Harmonium de Kôji Fukada

ciné

Le conflit familial dans lequel prend place le récit d’Harmonium rappelle les drames d’Hirokazu Kore-eda. Ici l’histoire d’un meurtre qui pèse sur une famille entière fait penser à Still Walking où une mère perd son fils lorsque celui-ci sauve un homme de la noyade. Le rescapé vient chaque année voir la famille. Celle-ci ne le ménage pas, surtout la mère, qui lui fait ressentir un terrible sentiment de culpabilité.

L’actrice d’Harmonium, Mariko Tsutsui, a un jeu similaire à Kirin Kiki (la mère) dans Still Walking. On n’a pas encore beaucoup vu Mariko Tsutsui sur le grand écran. Mais c’est un choix judicieux de la part de Kôji Fukada qui semble avoir l’œil pour les bonnes actrices. On se rappellera le cas de Fumi Nikaidô qui avait joué dans Au revoir l’été (2013), elle est maintenant une actrice très populaire au Japon. Ce que j’apprécie chez Mariko Tsutsui, c’est cette double capacité qu’elle possède, pouvoir retenir ses émotions, comme être capable de les faire exploser. Son jeu n’est jamais figé, ce type de jeu d’acteur est le meilleur selon moi pour un personnage qui va être conduit au bord de la folie.

Dans le nouveau film de Fukada, on retrouve le même pessimisme que dans Au revoir l’été, si ce n’est qu’ici il est plus sombre encore. Cependant le film est parcouru du début à la fin par des traits d’humour très fins. Ils traversent les dialogues et les réactions des personnages face à certaines situations. Néanmoins le scénario est construit de telle manière que jamais l’humour ne vient briser une scène dramatique.

Les scènes dramatiques avec force larmes et de cris nous gênent beaucoup, on aurait voulu ne pas les voir. Quand on est témoin de la mère et de sa fille au bord du suicide, on est d’emblée déçu par la tournure du récit. On se sermonne par la suite, car Kôji Fukada semble avoir mûrement réfléchis son sujet. En fait il s’amuse avec le spectateur en amenant ses personnages à des scènes clichés, desquelles il parvient à faire jaillir la réalité en les poursuivant, en les transformant. Là où d’autres réalisateurs auraient coupés la scène, il poursuit et pousse ses personnages jusqu’au bout.

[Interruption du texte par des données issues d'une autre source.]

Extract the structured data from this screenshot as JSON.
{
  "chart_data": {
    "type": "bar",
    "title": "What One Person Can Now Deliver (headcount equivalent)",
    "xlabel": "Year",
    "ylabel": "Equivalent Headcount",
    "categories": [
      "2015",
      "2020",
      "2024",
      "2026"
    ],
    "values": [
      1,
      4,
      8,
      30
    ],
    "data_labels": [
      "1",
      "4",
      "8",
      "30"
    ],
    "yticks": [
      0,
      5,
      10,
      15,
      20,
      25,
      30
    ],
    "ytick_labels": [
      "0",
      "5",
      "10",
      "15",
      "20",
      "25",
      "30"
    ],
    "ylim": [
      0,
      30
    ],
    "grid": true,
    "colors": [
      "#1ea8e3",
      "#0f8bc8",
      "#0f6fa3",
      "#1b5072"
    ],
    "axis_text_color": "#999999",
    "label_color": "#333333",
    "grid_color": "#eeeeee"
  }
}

L’harmonium c’est le symbole de la morale, chargé d’une dimension religieuse c’est lui qui insinue par sa sonorité la culpabilité au personnage. C’est aussi par lui que Monsieur Yasaka se rapproche d’Hitomie et obtient l’occasion de lui faire du mal.

Harmonium est un film sur la culpabilité. C’est l’histoire d’un homme vivant paisiblement avec un crime sur la conscience. Sans rien en laisser paraître comme le joue si bien cet acteur, Kanji Furutachi, incroyablement juste.

La désolation de sa famille est la punition à laquelle il a échappé par peur, mais qu’il a toujours souhaitée pour apaiser sa conscience.

Malgré tout à la fin le récit change de ton, il n’est plus aussi réaliste qu’au cours du développement. Des touches de l’ordre du rêve et de l’illusion commencent à apparaître dans l’œuvre, ouvrant le film de Kôji Fukada vers d’autres horizons cinématographiques.

Harmonium, long-métrage japonais de Kôji Fukada, sortie 2016 au Japon. Sortie courant 2016 en France.